Ils sont 650 à avoir été exécutés, en 1914 et 1915, parce qu’ils ont cherché à fuir l’enfer des tranchées. Trop lâches ou trop humains ? Après les commémorations de la grande guerre, la république rouvre le débat pour les réhabiliter.
Il ne fait aucun doute que des centaines de soldats furent victimes de la justice militaire pendant la Grande Guerre, assassinés par leurs propres armées pour des raisons que peu de spécialistes sont prêts à défendre aujourd’hui. Mais étant donné les millions d’hommes qui servirent et moururent pendant la Grande Guerre, seul un nombre relativement faible d’entre eux furent exécutés pour avoir résisté à la guerre (quelque 600 dans l’armée française, 346 dans l’armée britannique et 750 dans l’armée italienne). Les chiffres officiels de l’armée allemande ne font état que de quarante-huit exécutions, bien que le nombre réel soit certainement plus élevé. L’armée américaine exécuta onze soldats (la plupart pour viol ou meurtre), et il n’y eut aucune exécution dans l’armée australienne, malgré les pressions britanniques.
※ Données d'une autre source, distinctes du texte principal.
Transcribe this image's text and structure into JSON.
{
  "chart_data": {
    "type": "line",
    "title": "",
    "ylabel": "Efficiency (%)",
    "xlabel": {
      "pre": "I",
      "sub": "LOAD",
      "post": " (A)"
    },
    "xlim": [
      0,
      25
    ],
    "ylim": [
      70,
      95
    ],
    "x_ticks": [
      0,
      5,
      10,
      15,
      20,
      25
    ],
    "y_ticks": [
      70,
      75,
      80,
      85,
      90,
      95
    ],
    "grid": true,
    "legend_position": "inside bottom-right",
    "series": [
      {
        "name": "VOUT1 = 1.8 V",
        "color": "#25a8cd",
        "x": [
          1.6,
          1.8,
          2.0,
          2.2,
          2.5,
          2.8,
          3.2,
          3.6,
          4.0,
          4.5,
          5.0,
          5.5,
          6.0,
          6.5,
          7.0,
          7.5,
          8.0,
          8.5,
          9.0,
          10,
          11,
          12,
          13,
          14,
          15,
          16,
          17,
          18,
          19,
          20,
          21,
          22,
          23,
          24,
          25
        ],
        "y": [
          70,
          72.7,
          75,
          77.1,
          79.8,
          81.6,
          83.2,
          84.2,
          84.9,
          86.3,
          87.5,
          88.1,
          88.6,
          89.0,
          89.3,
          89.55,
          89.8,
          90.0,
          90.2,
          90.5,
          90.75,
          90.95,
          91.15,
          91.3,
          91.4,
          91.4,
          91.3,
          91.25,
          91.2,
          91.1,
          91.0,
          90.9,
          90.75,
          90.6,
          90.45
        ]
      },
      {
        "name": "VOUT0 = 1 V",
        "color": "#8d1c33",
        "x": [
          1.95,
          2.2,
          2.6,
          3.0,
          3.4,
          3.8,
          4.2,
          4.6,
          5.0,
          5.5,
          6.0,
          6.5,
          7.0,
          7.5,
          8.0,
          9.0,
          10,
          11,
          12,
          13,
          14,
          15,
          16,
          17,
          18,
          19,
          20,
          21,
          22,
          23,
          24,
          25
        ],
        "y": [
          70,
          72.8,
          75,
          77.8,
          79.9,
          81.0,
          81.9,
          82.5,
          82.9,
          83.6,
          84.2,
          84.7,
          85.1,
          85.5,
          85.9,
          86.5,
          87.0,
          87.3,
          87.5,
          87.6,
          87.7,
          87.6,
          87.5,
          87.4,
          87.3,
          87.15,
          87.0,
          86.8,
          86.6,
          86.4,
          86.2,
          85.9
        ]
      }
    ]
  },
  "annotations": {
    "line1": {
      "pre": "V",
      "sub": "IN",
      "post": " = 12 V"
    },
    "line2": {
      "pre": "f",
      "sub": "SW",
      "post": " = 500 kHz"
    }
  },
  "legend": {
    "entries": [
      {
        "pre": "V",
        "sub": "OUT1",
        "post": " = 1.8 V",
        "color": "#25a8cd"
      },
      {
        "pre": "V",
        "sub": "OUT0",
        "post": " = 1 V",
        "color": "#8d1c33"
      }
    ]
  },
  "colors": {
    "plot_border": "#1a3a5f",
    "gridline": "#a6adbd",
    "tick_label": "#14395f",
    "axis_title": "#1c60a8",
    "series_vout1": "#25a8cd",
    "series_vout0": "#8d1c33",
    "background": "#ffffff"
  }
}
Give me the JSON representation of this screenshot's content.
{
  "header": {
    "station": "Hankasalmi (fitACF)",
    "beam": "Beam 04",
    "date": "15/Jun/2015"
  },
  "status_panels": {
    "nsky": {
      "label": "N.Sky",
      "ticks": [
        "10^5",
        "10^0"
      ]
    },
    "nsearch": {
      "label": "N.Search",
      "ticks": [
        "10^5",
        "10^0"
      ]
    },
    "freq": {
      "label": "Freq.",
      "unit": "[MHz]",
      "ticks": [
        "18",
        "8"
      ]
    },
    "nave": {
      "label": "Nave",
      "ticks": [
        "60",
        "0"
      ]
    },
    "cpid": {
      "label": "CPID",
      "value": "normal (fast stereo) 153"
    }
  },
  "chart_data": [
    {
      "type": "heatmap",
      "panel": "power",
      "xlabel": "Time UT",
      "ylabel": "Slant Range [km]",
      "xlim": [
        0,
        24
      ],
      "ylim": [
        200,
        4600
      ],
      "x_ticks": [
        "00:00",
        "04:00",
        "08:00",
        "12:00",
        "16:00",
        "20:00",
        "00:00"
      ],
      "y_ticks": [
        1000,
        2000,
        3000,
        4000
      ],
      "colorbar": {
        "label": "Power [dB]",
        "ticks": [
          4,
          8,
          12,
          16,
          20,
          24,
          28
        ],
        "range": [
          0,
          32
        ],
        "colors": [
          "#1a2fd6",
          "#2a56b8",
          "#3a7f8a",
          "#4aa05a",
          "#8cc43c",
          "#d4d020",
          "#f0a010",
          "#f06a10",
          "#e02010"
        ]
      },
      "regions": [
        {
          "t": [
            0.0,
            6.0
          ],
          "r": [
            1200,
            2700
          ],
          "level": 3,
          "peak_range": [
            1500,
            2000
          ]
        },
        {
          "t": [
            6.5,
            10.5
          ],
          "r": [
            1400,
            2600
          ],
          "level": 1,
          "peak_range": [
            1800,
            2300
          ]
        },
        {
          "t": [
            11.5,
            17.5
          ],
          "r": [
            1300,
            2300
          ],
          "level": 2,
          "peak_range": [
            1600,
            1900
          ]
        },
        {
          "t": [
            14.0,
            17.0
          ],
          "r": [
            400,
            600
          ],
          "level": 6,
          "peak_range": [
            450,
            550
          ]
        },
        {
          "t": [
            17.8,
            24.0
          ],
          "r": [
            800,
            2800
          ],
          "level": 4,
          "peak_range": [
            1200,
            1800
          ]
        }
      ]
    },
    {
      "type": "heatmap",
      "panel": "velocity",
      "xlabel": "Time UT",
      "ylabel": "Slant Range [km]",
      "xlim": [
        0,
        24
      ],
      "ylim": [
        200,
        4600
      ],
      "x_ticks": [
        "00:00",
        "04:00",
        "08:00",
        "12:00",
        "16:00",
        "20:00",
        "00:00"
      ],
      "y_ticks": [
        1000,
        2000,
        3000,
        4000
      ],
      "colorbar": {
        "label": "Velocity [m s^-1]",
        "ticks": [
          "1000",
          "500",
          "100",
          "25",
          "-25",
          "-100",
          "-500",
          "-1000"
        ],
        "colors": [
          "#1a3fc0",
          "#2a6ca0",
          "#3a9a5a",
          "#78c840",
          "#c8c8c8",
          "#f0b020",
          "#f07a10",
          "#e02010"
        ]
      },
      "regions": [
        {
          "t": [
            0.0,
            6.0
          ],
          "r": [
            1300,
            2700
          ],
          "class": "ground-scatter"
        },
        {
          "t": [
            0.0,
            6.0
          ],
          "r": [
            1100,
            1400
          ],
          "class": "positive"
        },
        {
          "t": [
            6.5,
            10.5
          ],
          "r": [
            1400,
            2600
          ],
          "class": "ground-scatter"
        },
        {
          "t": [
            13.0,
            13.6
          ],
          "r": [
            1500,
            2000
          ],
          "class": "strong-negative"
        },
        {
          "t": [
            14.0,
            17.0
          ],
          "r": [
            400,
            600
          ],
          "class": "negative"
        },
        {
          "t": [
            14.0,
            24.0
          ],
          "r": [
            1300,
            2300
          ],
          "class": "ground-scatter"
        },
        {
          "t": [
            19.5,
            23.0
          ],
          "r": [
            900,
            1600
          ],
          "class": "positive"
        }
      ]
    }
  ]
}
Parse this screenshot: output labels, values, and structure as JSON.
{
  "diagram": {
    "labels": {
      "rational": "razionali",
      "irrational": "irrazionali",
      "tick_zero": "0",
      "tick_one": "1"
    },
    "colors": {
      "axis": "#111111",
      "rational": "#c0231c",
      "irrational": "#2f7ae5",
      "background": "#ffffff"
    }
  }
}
Le cas des soldats exécutés joua curieusement un rôle essentiel dans la résurgence du souvenir de la Grande Guerre dans la sphère publique pendant les années 1990. Dans l’imaginaire des Européens,
l’image des «fusillés pour l’exemple» fut remodelée comme l’exemple emblématique des victimes de cette guerre européenne si tragique. Les hommes politiques de chaque nation éprouvèrent soudainement le besoin de commenter ce qui jusqu’alors n’avait été qu’un point de l’histoire relativement obscur.
En 1998, le ministre italien de la Défense défendit l’idée qu’il fallait honorer la mémoire des 750 soldats de son pays exécutés pour avoir déserté. La même année, en Grande-Bretagne, le ministre de la Défense exprima des « regrets » pour la mort des 346 soldats fusillés, tout en n’allant pas jusqu’à défendre l’idée de les réhabiliter entièrement aux yeux de la justice par une grâce officielle, ce qui eût modifié leur statut légal.
Mais c’est en France, que la réhabilitation du souvenir des fusillés fut l’objet de la plus grande controverse. Le 5 novembre 1998, le Premier ministre socialiste Lionel Jospin déclara dans un discours à Craonne, à propos des fusillés des mutineries de 1917 : Qu’ils réintègrent aujourd’hui, pleinement, notre mémoire collective nationale.
Ceux qui avaient été fusillés pour mutinerie représentaient moins de 10 % du nombre total de soldats
français exécutés, sans parler du total de 1 300 000 Français qui périrent dans le conflit. Les adversaires politiques de Jospin lui reprochèrent d’avoir évoqué le souvenir des fusillés à des fins politiques partisanes, et donné l’impression qu’il préconisait ainsi la désobéissance au sein des armées de la République. Mais la droite comme la gauche s’engagèrent dans cette controverse avec une égale vigueur. Le seul fait qu’une telle polémique ait eu lieu montre combien la perception de la répression du refus de servir au temps de la Grande Guerre avait changé.